鳥越氏の落選を見越していた中国が取った行動とは

ところがその中国では、新華社が投票日間近の29日に、「日本の候補者が『尖閣諸島は中国にあげてしまえ、そうしないと自衛隊員が死ぬ』と言っている」という見出しの記事を掲載しました。

記事の内容は、前述したように、かつて鳥越氏が「もしも(尖閣に)自衛隊が出動したら死人が出る。そうなるくらいなら尖閣諸島は中国にあげたほうがいい」という発言に対して、石原氏が「あいつは売国奴だ」と批判したことを取り上げたものです。

日政客声称把钓鱼岛“给中国”:否则自卫队会死人

当然、中国でこうした記事が掲載されれば、日本でも報じられます。そのことは、中国もわかっていたはずです。

実際、日本の各メディアでも「中国が鳥越氏のかつての『尖閣をあげてしまえ』発言を報じた」と話題になりました。

日本の中国への親近感は過去最低レベルですから、「日本人候補者が中国の主張にかなった発言をしている」と報じられることは、日本ではマイナスにしかならないはずです。

中国の報道は、反鳥越陣営や鳥越氏の「売国的発言」を知らない日本人に、格好の攻撃・反発材料を与えてしまった形になってしまったわけですから、鳥越陣営にとっても痛かったと思います。

しかし、中国側もこうした反響を予測しないわけがありません。ではなぜあえて投票日の直前にこのような記事を掲載したのでしょうか。

推測になりますが、中国政府も鳥越氏の落選を見越しており、ニュース価値がある間に報じてしまおうと考えたのではないかということです。

中国として理想的なのは、鳥越氏が当選した後で、「『尖閣を中国にあげてしまえ』と主張している人物が新都知事になった」と紹介することでしょう。

しかしそれが叶わないならば、ニュースバリューがあるうちに報じて中国国内の世論を喚起することに利用したほうがいい。落選して「ただの人」になる前に、有力候補者であるうちに報じたほうがいいと判断したのではないかと思います。

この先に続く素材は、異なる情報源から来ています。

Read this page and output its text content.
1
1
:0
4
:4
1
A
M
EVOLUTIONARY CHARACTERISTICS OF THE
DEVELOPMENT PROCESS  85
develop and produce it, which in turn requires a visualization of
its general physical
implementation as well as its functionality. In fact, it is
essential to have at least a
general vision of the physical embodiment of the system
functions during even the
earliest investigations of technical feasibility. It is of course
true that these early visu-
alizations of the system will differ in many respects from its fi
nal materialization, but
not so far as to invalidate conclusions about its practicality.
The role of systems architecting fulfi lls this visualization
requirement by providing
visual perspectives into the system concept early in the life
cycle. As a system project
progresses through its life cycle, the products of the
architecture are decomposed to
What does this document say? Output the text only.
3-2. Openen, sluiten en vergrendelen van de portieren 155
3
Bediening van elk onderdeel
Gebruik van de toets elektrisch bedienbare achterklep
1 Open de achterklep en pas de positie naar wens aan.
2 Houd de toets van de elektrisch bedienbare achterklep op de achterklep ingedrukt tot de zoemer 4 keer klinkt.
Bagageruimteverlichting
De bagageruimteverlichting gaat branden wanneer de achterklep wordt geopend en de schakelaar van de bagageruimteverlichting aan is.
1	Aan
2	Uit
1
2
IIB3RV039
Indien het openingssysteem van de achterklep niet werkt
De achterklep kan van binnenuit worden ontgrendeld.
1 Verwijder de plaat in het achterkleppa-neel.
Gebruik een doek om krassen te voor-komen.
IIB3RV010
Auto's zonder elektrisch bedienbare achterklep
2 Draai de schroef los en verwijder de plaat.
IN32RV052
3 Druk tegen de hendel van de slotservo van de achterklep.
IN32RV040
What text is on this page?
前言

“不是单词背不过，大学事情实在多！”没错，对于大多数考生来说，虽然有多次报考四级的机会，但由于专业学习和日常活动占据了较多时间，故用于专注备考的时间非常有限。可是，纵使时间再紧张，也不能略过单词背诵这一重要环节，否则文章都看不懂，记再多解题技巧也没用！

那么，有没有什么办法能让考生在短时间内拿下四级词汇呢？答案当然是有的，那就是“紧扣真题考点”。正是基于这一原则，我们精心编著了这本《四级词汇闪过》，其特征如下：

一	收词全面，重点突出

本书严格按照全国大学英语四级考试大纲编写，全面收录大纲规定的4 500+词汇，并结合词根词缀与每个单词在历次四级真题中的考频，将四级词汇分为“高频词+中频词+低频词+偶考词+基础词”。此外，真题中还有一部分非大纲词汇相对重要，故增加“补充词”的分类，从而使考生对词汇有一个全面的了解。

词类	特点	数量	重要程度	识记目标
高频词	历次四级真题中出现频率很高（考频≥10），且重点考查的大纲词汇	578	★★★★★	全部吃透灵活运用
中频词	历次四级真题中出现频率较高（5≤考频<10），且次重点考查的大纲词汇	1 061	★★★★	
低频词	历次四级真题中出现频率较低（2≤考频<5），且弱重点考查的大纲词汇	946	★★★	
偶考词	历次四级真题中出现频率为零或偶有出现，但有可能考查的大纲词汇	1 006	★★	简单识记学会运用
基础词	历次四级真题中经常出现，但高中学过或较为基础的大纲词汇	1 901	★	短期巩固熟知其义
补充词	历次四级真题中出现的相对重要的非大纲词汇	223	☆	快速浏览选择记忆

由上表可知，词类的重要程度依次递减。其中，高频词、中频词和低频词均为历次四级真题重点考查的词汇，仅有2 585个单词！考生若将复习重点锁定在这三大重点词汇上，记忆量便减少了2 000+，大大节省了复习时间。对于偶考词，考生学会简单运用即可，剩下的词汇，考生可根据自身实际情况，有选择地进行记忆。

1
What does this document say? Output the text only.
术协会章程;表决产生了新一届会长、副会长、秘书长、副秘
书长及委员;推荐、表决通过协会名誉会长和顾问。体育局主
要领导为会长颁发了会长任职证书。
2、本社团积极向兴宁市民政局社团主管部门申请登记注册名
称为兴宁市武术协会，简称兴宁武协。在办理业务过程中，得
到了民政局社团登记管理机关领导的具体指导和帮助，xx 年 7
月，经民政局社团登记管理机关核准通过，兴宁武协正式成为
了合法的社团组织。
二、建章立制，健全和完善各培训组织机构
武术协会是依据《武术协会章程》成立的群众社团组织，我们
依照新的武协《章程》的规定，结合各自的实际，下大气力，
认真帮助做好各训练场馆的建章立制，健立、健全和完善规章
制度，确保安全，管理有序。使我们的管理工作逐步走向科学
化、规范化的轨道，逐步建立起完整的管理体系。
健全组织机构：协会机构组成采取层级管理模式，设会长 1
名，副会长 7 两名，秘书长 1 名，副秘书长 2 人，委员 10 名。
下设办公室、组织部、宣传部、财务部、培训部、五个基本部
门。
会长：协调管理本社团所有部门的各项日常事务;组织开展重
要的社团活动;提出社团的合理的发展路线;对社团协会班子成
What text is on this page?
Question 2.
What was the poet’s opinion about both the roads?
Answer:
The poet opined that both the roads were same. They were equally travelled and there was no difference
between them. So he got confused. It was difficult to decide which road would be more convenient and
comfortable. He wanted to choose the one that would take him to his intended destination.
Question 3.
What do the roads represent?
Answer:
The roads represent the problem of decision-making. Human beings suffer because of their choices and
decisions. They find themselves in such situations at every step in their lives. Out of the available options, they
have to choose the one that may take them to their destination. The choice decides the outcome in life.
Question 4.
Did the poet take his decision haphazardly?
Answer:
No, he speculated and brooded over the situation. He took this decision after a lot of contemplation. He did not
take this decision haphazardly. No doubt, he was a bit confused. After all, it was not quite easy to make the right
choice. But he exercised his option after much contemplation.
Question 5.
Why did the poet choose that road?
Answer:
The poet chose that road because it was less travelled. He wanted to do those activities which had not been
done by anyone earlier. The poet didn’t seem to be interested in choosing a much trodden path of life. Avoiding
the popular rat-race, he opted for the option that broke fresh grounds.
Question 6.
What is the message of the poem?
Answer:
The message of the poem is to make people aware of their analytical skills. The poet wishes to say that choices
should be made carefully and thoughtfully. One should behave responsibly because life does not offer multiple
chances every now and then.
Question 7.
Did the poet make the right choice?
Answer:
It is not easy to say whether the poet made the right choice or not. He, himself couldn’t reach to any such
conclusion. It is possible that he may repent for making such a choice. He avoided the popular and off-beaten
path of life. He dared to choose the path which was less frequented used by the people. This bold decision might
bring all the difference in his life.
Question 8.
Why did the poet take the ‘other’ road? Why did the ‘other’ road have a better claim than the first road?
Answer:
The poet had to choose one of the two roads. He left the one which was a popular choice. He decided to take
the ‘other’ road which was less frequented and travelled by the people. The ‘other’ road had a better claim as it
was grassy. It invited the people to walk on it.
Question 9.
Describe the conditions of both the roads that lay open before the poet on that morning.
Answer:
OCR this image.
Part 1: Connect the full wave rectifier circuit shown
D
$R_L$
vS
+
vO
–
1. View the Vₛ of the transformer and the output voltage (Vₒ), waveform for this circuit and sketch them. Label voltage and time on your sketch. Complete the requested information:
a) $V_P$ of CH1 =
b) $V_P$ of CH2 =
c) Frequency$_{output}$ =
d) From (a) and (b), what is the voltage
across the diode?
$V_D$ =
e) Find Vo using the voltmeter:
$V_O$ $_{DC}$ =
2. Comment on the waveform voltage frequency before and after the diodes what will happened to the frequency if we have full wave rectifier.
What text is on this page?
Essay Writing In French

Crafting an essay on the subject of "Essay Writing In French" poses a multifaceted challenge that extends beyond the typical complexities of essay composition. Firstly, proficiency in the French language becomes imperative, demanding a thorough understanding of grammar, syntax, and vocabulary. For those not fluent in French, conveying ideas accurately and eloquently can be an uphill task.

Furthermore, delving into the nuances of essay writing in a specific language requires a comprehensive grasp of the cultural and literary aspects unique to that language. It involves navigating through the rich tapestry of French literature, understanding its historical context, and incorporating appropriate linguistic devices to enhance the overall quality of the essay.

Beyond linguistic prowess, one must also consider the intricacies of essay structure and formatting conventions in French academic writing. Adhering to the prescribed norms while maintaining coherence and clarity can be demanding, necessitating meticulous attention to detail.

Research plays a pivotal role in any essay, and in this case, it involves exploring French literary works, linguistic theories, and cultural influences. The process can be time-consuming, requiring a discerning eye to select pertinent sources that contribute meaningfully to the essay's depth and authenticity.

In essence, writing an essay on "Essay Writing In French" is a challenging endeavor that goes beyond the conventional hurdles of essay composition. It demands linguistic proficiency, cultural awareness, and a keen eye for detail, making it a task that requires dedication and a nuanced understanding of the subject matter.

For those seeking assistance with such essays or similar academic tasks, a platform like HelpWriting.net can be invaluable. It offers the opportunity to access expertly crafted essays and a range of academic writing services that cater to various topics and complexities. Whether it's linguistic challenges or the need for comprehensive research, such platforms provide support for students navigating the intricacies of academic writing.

もっとも、中国人からは鳥越氏を称える声よりも、「釣魚島(尖閣)はもともと中国のものだ、『あげる』などと寝ぼけたことを言うな!」といった反発が大きかったようですが。

鳥越氏は「中国韓国との連携」も提唱していましたが、いくら相互信頼といっても、最後には味方すら利用して捨てるのが中国です。だから「人間不信の国」なのです。そして中国ではニュースとは、事実の報道ではなく政治利用するものです。

現在の中国ではネットの世論調査すら政府がカネで買うようになっています。かつては鬱憤をネットでぶつける「憤青」が主流でしたが、

現在では政府の意向に支持を打ち出すことで5セントもらえるという「五毛党」が主流、しかもその役を担っているのは、アメリカ政府の情報機関の調査によると、99%が国家や党、政府の公務員だということです。

一方で、イギリスのEU離脱やトランプ旋風を見てもそうですが、先進国でもメディアの言うことを信じない人が多くなってきています。

とくに左派メディアの予測や主張とはことごとく異なる結果になることが多くなっています。これは多文化共生やコスモポリタニズム、グローバリズムから距離を置き、ナショナリズムや地域主義を目指すという傾向とも一致します。

前回の参議院選挙、そして今回の東京都知事選挙も、大きな意味ではこうした世界的な潮流と軌を一にしたものだったと思います。

新聞やテレビといったメディアへの懐疑、「左派ジャーナリズム」への不信、多文化共生への不安といったものが背景にあり、いくら「護憲」を訴えても国民に響かなくなっている。現実から乖離した野党の野合は、単に時代錯誤でしかないのです。